GEBZE'DE YÜRÜYÜŞ VE SLOGANLAR
Kadın Komisyonu'nun çağrısıyla Çeşme'de bir araya gelen metal işçisi kadınlar, sloganlar eşliğinde Gebze Kent Meydanı'na yürüdü. Eylemciler, son olarak Dilovası Ravive Kozmetik faciasında hayatını kaybeden Tuğba Taşdemir, Nisanur Taşdemir, Cansu Esetoğlu, Hanım Gülek, Esma Gikan ve Şengül Yılmaz'ın isimlerini taşıyan dövizler taşıdı. Yürüyüş sırasında sık sık "Çalışırken ölmek istemiyoruz!", "Kadın cinayetleri politiktir", "Yaşasın kadın dayanışması" sloganları atıldı
ÖNE ÇIKAN BAŞLIKLAR
25 Kasım'ın, 1960 yılında Dominik'te diktatörlüğe karşı mücadele ederken katledilen Mirabel Kardeşler anısına ilan edildiği belirtilen basın açıklamasında, kadına yönelik erkek şiddetinin politik olduğu ve gücünü ataerkil düzenden aldığı vurgulandı. AKP hükümetinin İstanbul Sözleşmesi'nden bir gecede çekilmesi ve cinsiyetçi söylemlerinin şiddeti beslediği ifade edildi.
Basın açıklamasında, kadınların evde, işte ve sokakta fiziksel, cinsel, psikolojik ve ekonomik şiddetin çeşitli biçimlerine maruz kaldığı ve katledildiği belirtilirken , Dilovası Ravive Kozmetik faciası, devlet-sermaye-ataerki üçlüsünün iş birliğinin ve kâr hırsının bir sonucu olarak nitelendirildi.

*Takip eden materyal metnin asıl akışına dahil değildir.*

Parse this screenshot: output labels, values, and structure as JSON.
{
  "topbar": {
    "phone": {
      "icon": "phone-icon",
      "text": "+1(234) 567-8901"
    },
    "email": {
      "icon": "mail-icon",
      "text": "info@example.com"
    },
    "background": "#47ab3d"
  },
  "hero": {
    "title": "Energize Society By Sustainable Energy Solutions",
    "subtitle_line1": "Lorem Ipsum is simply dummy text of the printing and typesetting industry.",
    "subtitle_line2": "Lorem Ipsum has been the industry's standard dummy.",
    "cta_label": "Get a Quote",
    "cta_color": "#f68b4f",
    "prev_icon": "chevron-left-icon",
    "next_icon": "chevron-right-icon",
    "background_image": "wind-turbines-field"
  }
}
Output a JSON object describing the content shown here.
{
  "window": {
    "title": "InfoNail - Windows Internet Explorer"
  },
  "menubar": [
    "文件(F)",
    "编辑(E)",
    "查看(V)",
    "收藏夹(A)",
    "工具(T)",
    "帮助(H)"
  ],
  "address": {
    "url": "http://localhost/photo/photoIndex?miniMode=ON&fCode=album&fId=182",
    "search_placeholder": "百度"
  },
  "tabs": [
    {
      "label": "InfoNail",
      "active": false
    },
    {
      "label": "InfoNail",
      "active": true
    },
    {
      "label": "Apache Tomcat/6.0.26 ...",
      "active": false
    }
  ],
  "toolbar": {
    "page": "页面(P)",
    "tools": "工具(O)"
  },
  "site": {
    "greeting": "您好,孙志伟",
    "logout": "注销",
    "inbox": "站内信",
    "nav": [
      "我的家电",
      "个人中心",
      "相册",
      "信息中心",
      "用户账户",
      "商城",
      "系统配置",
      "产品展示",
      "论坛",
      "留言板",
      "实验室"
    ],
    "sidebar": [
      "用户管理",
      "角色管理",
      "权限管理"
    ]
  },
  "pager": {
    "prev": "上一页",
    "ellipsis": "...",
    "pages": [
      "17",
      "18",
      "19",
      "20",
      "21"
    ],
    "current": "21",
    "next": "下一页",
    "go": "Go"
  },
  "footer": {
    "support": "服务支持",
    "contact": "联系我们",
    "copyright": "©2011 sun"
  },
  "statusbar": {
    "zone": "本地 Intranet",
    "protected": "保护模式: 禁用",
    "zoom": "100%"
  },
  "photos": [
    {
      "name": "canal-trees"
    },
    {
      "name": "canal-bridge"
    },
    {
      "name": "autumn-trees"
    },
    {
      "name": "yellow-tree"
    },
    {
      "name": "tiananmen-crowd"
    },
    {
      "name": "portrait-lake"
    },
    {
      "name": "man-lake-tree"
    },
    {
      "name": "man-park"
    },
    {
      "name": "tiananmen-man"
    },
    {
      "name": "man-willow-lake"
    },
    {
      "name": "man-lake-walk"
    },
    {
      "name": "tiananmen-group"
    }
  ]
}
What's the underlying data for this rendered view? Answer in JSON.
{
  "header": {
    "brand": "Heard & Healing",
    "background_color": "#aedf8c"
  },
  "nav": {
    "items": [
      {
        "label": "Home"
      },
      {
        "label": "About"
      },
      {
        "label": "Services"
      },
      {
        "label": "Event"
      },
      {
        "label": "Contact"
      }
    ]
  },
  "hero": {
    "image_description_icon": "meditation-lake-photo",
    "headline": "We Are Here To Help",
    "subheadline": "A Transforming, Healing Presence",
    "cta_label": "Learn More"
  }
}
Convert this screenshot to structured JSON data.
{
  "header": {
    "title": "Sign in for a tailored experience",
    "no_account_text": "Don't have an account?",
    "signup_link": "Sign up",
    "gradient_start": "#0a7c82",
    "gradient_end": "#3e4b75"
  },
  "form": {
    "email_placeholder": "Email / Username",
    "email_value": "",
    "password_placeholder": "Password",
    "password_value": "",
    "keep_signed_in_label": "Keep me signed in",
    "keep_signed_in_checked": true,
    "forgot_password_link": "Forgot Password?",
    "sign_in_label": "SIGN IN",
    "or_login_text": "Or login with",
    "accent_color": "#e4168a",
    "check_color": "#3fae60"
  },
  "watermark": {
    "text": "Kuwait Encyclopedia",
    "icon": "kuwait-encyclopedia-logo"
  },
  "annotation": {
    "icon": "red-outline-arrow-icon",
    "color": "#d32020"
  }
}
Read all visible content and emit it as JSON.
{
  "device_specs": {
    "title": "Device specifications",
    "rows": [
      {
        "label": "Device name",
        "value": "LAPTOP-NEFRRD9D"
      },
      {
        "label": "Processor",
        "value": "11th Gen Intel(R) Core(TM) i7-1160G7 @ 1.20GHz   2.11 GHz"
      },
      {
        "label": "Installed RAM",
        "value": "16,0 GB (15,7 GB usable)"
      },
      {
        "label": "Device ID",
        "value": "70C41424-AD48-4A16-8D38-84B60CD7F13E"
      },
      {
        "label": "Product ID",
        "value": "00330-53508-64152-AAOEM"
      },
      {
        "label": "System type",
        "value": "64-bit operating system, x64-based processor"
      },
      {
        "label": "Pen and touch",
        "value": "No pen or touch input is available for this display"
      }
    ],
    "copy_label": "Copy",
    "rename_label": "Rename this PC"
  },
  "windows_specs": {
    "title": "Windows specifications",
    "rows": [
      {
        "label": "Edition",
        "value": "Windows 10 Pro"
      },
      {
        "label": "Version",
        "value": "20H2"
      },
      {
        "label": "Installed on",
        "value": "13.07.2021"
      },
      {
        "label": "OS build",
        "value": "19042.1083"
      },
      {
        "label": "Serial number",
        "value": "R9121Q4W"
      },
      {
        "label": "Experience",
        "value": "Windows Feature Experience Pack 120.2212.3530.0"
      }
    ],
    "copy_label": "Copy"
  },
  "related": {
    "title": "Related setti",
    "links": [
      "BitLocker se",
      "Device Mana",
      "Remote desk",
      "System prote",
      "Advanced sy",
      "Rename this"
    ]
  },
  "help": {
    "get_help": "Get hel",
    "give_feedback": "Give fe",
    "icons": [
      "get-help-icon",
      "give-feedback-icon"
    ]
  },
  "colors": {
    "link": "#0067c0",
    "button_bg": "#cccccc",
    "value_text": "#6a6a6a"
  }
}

"Biliyoruz ki, evde, işte, sokakta yaşamını kaybeden onca kadın, seslerine kulak verilse bugün aramızda olabilirdi. Kadınların sözlerini ve kaygılarını yok sayanlar, üç maymunu oynayanlar bu katliamların sorumlularıdır.".
Metal işçisi kadınlar, hayatlarına kasteden bu düzene karşı sendikalarda örgütlenmeye, kadın örgütlülüğünü ve dayanışmasını güçlendirmeye çağırdı.
TEMEL TALEPLER
Birleşik Metal-İş Sendikası'nın üyeleri olarak tüm demokratik kitle örgütlerini, sendikaları ve siyasi partileri kadına yönelik şiddete ve tacize karşı harekete geçmeye çağıran kadınlar, taleplerini şu şekilde sıraladı:
• ILO'nun 190 sayılı Şiddet ve Taciz Sözleşmesi derhal onaylanmalı. (Türkiye'nin hâlâ bu sözleşmeyi onaylamayan ülkeler arasında olduğu belirtildi ).
• İstanbul Sözleşmesi ve 6284 sayılı Kanun etkin şekilde uygulanmalı.
• Tüm işyerlerinde kadına yönelik şiddet ve tacize karşı önleyici politikalar ve prosedürler oluşturulmalı, eğitimler yapılmalı.
• Ev içi şiddete maruz bırakılan kadın işçiler için ücretli izin dahil olmak üzere gerekli destek mekanizmaları oluşturulmalı.
• Kadına yönelik her türlü ayrımcılık sonlandırılarak eşitlik politikaları hayata geçirilmeli ve cinsiyetçi iş bölümüne son verilmeli.
• Kadının üzerinden bakım yükünü alacak sosyal politikalar (ücretsiz kreş, yaşlı bakımevleri) yaygınlaştırılmalı, ebeveyn izni erkek işçileri de kapsamalı.